You decide that after reading this post.
There’s enough written about managers. I’ve written about it myself here, here & here. But this post is completely devoted to a much avoided/evaded part of a manager’s role: Giving Feedback
So here’s a suggestion I have: Why don’t we make giving feedback a part of a manager’s performance review? Make it objective and quantifiable.
Why should we go with this approach to management? Here’s why:
- It will make managers give feedback. Simple. Right? Yes, sometimes a basic request for feedback isn’t met. At times it’s completely avoided too.
- Feedback can be tracked and reviewed along with other parameters as part of the manager’s performance review. It would help identify areas in which the manager might need help, when it comes to giving feedback.

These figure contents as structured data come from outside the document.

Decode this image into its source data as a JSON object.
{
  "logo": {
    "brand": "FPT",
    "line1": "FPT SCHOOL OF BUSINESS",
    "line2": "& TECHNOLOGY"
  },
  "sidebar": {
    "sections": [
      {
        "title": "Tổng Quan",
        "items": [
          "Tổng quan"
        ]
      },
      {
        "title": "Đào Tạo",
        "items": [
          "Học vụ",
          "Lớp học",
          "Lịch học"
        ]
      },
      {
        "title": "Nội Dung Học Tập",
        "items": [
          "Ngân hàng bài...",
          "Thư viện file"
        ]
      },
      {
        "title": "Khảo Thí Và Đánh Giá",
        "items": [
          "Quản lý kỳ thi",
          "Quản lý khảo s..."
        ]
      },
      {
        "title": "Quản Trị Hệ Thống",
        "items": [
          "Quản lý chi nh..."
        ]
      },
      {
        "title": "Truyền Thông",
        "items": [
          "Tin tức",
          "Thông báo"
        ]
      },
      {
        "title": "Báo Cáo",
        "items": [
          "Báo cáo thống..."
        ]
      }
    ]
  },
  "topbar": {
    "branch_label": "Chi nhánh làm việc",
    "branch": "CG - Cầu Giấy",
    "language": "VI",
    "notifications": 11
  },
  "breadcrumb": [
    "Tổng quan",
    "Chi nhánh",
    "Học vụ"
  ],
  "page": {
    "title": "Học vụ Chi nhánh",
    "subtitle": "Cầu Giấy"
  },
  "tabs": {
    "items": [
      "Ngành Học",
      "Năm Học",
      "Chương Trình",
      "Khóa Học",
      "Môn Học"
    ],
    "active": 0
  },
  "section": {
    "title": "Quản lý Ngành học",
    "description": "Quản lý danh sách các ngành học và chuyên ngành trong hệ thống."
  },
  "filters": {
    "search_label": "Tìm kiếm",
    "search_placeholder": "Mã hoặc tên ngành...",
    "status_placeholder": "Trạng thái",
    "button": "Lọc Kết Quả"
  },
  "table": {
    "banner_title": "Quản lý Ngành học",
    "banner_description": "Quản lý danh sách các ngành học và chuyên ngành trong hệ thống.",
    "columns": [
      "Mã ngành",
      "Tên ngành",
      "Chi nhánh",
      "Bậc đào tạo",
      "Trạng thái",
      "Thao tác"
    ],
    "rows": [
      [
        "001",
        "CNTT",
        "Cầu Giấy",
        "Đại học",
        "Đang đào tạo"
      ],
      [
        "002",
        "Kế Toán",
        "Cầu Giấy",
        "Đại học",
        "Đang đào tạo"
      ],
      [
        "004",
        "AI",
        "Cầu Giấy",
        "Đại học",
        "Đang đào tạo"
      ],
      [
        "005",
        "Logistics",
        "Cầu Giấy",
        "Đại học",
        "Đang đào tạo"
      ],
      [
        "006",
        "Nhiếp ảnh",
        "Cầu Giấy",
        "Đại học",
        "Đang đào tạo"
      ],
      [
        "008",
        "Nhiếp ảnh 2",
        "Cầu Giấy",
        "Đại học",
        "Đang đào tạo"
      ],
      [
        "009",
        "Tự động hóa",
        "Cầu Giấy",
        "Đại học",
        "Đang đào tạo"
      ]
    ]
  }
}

- Takes away the opportunity to just give hints and get away with it. The recipient knows exactly what’s been said.
- Avoids arguments. When the feedback is clear and precise it doesn’t give room for arguments, debates or worse, assumptions!
- When you make it quantifiable, the manager’s focus will be on giving feedback with enough data.
- Makes it a direct interaction between the manager and his direct report. Often, feedback is passed through other leads/employees. An approach that always backfires.
- It helps set-up a clear communication channel between managers and direct reports. Performance parameters can be set openly and discussed without any discomfort.
- Expectations can be set, managed and communicated effectively.
- It takes away the assumption that giving feedback is a one-time effort.
- Once the feedback is in place, it would help with formulating measures for improving the direct report’s performance. Follow-up can be well planned, tracked and executed easily.
- PIP (Performance Improvement Plan) will make more sense than before. Since feedback is captured on a regular basis and hence helps avoid surprising the recipient.
Thinks to watch out for:
- Managers need to be trained before implementing this move.
- Feedback is to be given only about work. Shouldn’t be a personal judgment of the manager.
There could be many more instances to look out for. That’s exactly why a training session would be helpful. Is this a bold move? Maybe not. It’s a matter of companies implementing and manager’s accepting it. Yes, Change is Strange!
Do you think your organization is ready for this? Are you ready for this? Do you manage people? Are you a leader? Do you report to a manager who gives feedback? Do you report to a manager who hates giving feedback? Would love to hear your thoughts. I’m open to receive feedback!